Crawling Ctrip Reviews in Python Crawler Practice

I. Analyzing data sources

Does the data source here mean html pages? Or Aajx asynchronous. For crawler beginners, may not know how to judge, here Tatsu also hand over once.

draw attention to sth.: None of the following require a login (of course a login is fine)

Let's search for Ctrip in your browser and then search for any attraction in Ctrip:Changlong Wildlife WorldHere's an example of how to go about crawling Ctrip review data, using Changlong Wildlife World as an example.

At the bottom of the page is the review data

As you can see from the two images above, clicking on the next page of the comment leaves the browser link unchanged, theExplain that the data is an Ajax asynchronous request. So we've found that the data is loaded in asynchronously, and it's time to go to theInside network is to view packets。

II. Analysis of data packages

Find the following packet in network

Viewing the content inside the Preview (requesting the return content)

You can see that the data has been requested, and here's a look to see if the data is correct (and consistent with the content of the page).

ok, after no problem, the following start to write Python program to request data.

1. Request address

The request link and request method can be obtained.

It is possible to make a request here without adding a request header header. In this case, thepostUrlis the request link.data_1is the request parameter.

2. Request parameters

You can see the request parameters in network

The build in the program is as follows:

One of the things to focus on is the arg inpageIndex(number of pages).pageSize(number of entries per page).

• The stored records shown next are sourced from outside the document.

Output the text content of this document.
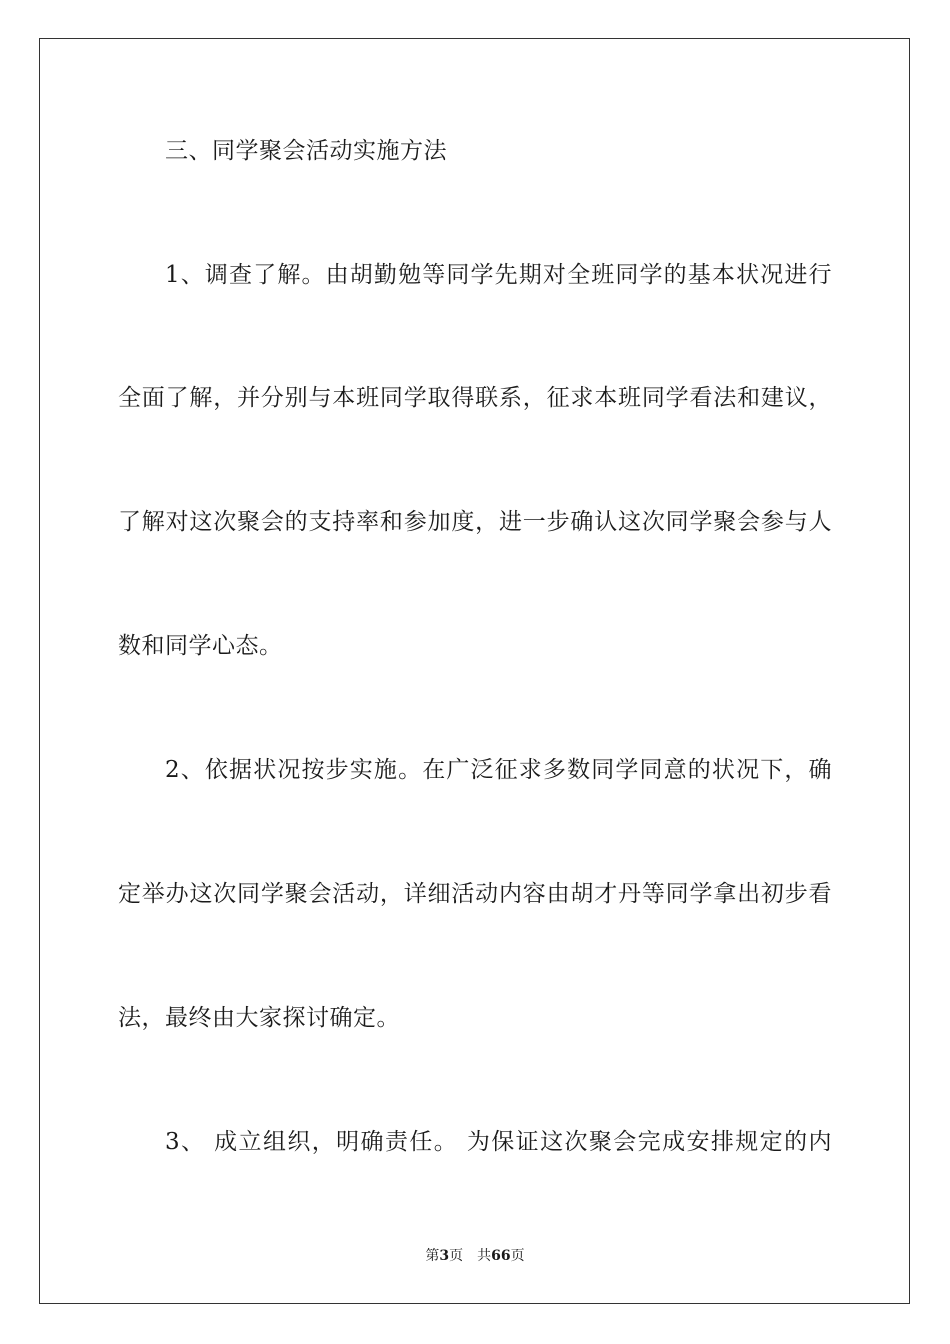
三、同学聚会活动实施方法
1、调查了解。由胡勤勉等同学先期对全班同学的基本状况进行
全面了解，并分别与本班同学取得联系，征求本班同学看法和建议，
了解对这次聚会的支持率和参加度，进一步确认这次同学聚会参与人
数和同学心态。
2、依据状况按步实施。在广泛征求多数同学同意的状况下，确
定举办这次同学聚会活动，详细活动内容由胡才丹等同学拿出初步看
法，最终由大家探讨确定。
3、 成立组织，明确责任。 为保证这次聚会完成安排规定的内
第3页 共66页
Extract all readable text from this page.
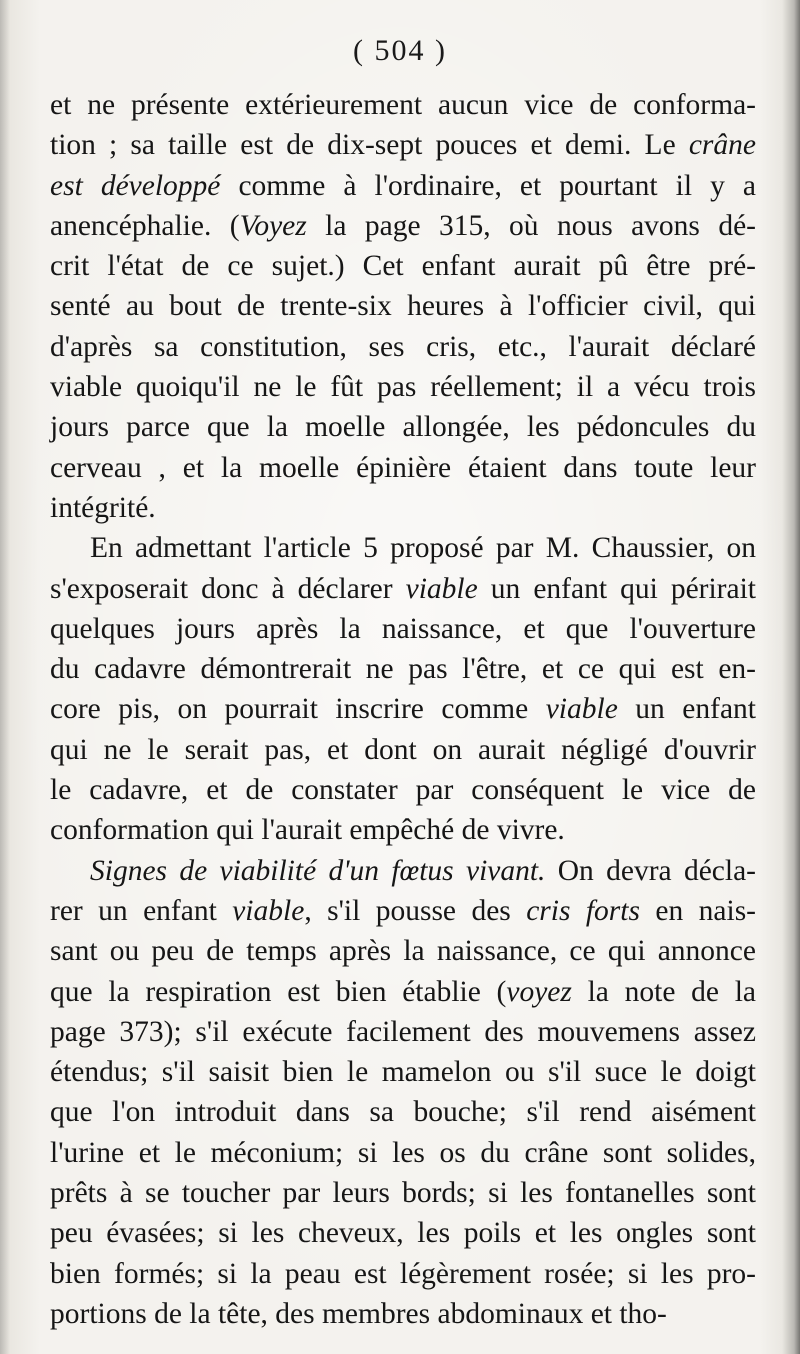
( 504 )
et ne présente extérieurement aucun vice de conforma-
tion ; sa taille est de dix-sept pouces et demi. Le crâne
est développé comme à l'ordinaire, et pourtant il y a
anencéphalie. (Voyez la page 315, où nous avons dé-
crit l'état de ce sujet.) Cet enfant aurait pû être pré-
senté au bout de trente-six heures à l'officier civil, qui
d'après sa constitution, ses cris, etc., l'aurait déclaré
viable quoiqu'il ne le fût pas réellement; il a vécu trois
jours parce que la moelle allongée, les pédoncules du
cerveau , et la moelle épinière étaient dans toute leur
intégrité.
En admettant l'article 5 proposé par M. Chaussier, on
s'exposerait donc à déclarer viable un enfant qui périrait
quelques jours après la naissance, et que l'ouverture
du cadavre démontrerait ne pas l'être, et ce qui est en-
core pis, on pourrait inscrire comme viable un enfant
qui ne le serait pas, et dont on aurait négligé d'ouvrir
le cadavre, et de constater par conséquent le vice de
conformation qui l'aurait empêché de vivre.
Signes de viabilité d'un fœtus vivant. On devra décla-
rer un enfant viable, s'il pousse des cris forts en nais-
sant ou peu de temps après la naissance, ce qui annonce
que la respiration est bien établie (voyez la note de la
page 373); s'il exécute facilement des mouvemens assez
étendus; s'il saisit bien le mamelon ou s'il suce le doigt
que l'on introduit dans sa bouche; s'il rend aisément
l'urine et le méconium; si les os du crâne sont solides,
prêts à se toucher par leurs bords; si les fontanelles sont
peu évasées; si les cheveux, les poils et les ongles sont
bien formés; si la peau est légèrement rosée; si les pro-
portions de la tête, des membres abdominaux et tho-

The final results are as follows:

The reviews for that attraction can then be successfully crawled down.

III. Capture all comments

The above just captures the first page of comment data, by changing the arg in thepageIndex(number of pages), it is possible to iterate through and crawl all the comments.

Let's say this attraction is 300 pages in total. Now add the loop to the

The final complete code is as follows:

To this article on the Python crawler battle crawl Ctrip comments on the article is introduced to this, more related Python crawl Ctrip comments content please search my previous posts or continue to browse the following related articles I hope you will support me in the future more!